La République démocratique du Congo franchit une nouvelle étape dans sa politique d’industrialisation. Le Président Félix Tshisekedi a promulgué la loi sur le contenu local, un texte qui vise à renforcer la participation des entreprises, des investisseurs et des travailleurs congolais dans les activités économiques développées sur le territoire national.
Cette réforme, attendue depuis plusieurs années, ambitionne de faire en sorte qu’une part plus importante de la richesse créée en RDC bénéficie directement aux acteurs économiques nationaux. Au-delà de la valorisation des ressources naturelles, le gouvernement souhaite développer un tissu d’entreprises locales plus solide, capable de répondre aux besoins des grands projets industriels, miniers, énergétiques et d’infrastructures.

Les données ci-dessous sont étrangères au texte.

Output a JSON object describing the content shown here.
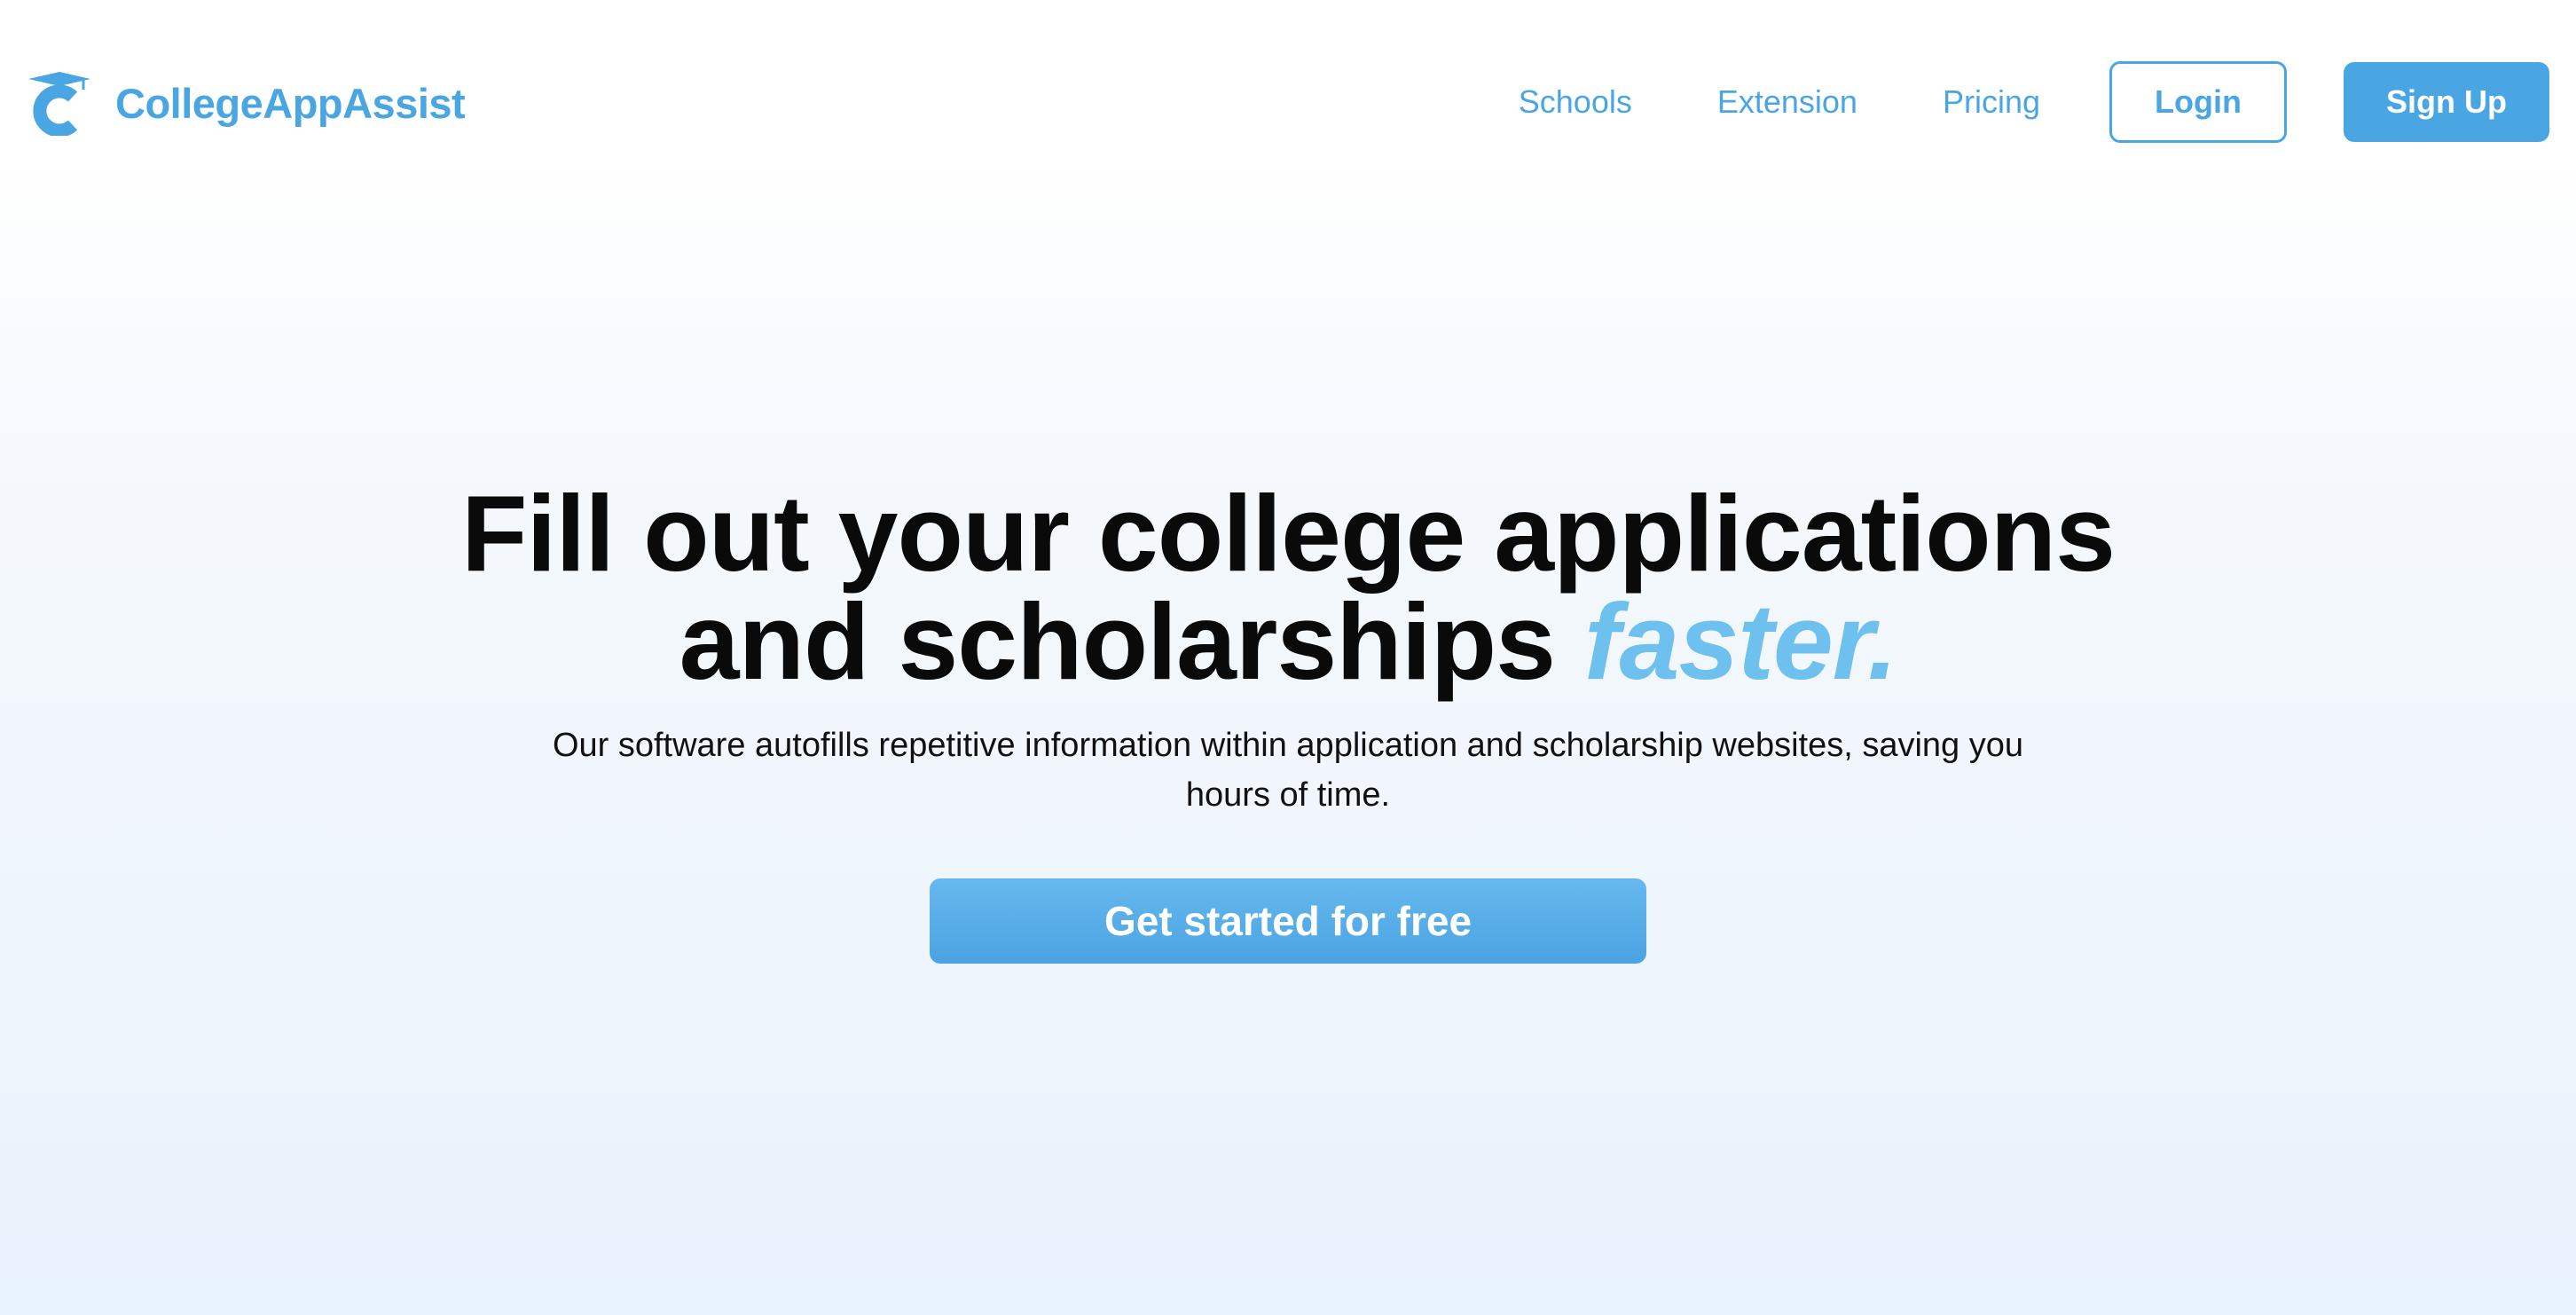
{
  "brand": {
    "name": "CollegeAppAssist",
    "logo_icon": "graduation-cap-c-logo",
    "color": "#4aa6e3"
  },
  "nav": {
    "links": [
      {
        "label": "Schools"
      },
      {
        "label": "Extension"
      },
      {
        "label": "Pricing"
      }
    ],
    "login_label": "Login",
    "signup_label": "Sign Up"
  },
  "hero": {
    "title_line1": "Fill out your college applications",
    "title_line2": "and scholarships",
    "title_accent": "faster.",
    "subtitle": "Our software autofills repetitive information within application and scholarship websites, saving you hours of time.",
    "cta_label": "Get started for free"
  },
  "colors": {
    "accent": "#4aa6e3",
    "accent_light": "#6ec1ee",
    "text": "#0a0a0a",
    "background_bottom": "#e8f2fc"
  }
}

Le texte est le résultat d’un processus engagé en février 2024 avec la création d’une commission chargée d’élaborer la future loi. Après son adoption par le gouvernement, plusieurs amendements ont été apportés avant son examen par l’Assemblée nationale et le Sénat, qui l’ont finalement adoptée.
Parmi les principales dispositions, la loi prévoit une participation des personnes physiques et morales congolaises comprise entre 20 % et 30 % dans le capital social des entreprises concernées. Elle réserve également 5 % à 6 % du capital aux travailleurs, une mesure destinée à renforcer leur implication dans la création de valeur.
L’objectif poursuivi est double : accroître la participation des opérateurs économiques congolais dans les secteurs stratégiques tout en favorisant le développement des compétences nationales, la création d’emplois et la circulation des revenus au sein de l’économie locale.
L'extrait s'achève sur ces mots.